Wieso die Lunten nicht angezündet wurden, wer getroffen werden sollte und wer sie gebaut hat, ist offen. Möglicherweise hätten die Täter im letzten Moment Skrupel bekommen und die Rohre weggeworfen, sagte der Sprecher der Berliner Polizei, Stefan Redlich. Er schloss nicht aus, dass Rechtsextremisten mit den Bomben unterwegs waren. Bereits vor zwei Jahren war Berlin am 1. Mai nur knapp einem rechtsextremen Anschlag entgangen. Damals hatten aus Aachen stammende Neonazis Sprengsätze dabei, die mit Glasscherben gespickt waren. Kurz vor einer Polizeikontrolle ließen die Rechtsextremisten die Minibomben jedoch zurück. Das Landgericht Aachen verurteilte im Februar 2011 zwei Täter, allerdings nur zu Bewährungsstrafen.

Ein Bekennerschreiben zum aktuellen Fall gibt es bislang nicht.  In dieser Woche wollen Experten der Polizei Nachbauten zünden, um die Sprengkraft zu testen. Die drei sichergestellten Aluminiumrohre mit einer Füllung aus Chlorat-Zucker-Gemisch seien nach erster Analyse „hochgefährlich“. Die beiden ersten Bomben wurden um 20.14 Uhr und 20.20 Uhr in der Oranienstraße gefunden, die letzte um 20.27 Uhr in der Markgrafenstraße nahe dem Jüdischen Museum. Wie berichtet, hatte die Polizei dort die Demonstration wegen Steinwürfen gestoppt.
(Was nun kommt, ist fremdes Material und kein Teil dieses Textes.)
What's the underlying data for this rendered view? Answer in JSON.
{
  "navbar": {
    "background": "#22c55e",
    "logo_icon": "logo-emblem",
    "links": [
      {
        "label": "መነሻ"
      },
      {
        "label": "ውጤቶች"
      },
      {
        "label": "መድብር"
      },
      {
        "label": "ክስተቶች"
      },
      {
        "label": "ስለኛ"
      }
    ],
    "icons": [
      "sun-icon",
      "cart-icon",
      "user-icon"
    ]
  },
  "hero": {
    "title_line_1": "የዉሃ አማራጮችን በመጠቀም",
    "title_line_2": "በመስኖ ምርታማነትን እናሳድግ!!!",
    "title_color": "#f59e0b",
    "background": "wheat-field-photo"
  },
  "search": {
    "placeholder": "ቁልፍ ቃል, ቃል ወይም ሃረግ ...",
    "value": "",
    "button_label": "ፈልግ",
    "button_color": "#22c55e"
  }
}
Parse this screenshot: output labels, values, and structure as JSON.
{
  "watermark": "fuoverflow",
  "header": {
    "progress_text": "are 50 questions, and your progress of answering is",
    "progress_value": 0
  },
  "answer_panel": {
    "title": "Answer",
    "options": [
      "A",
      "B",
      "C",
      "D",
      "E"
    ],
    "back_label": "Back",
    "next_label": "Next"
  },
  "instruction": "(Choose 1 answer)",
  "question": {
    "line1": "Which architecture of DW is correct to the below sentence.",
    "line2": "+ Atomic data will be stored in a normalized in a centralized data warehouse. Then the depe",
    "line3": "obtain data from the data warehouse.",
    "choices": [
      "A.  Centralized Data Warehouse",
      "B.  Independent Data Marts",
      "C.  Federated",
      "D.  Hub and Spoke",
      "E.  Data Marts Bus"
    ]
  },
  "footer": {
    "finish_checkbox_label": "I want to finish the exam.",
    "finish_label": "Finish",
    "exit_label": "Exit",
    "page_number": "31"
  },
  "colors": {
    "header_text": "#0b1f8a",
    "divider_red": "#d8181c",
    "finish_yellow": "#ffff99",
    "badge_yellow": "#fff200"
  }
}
Innensenator Frank Henkel (CDU) sprach von einer „neuen Stufe des Hasses“. Die Täter hätten auch eine möglicherweise „fatale Panik in Kauf genommen“. Abgeordnete aller Parteien zeigten sich schockiert über den Bericht. Die Linkspartei mahnte aber, dass man „nicht 15 000 Demonstranten für drei Rohrbomben haftbar machen“ dürfe.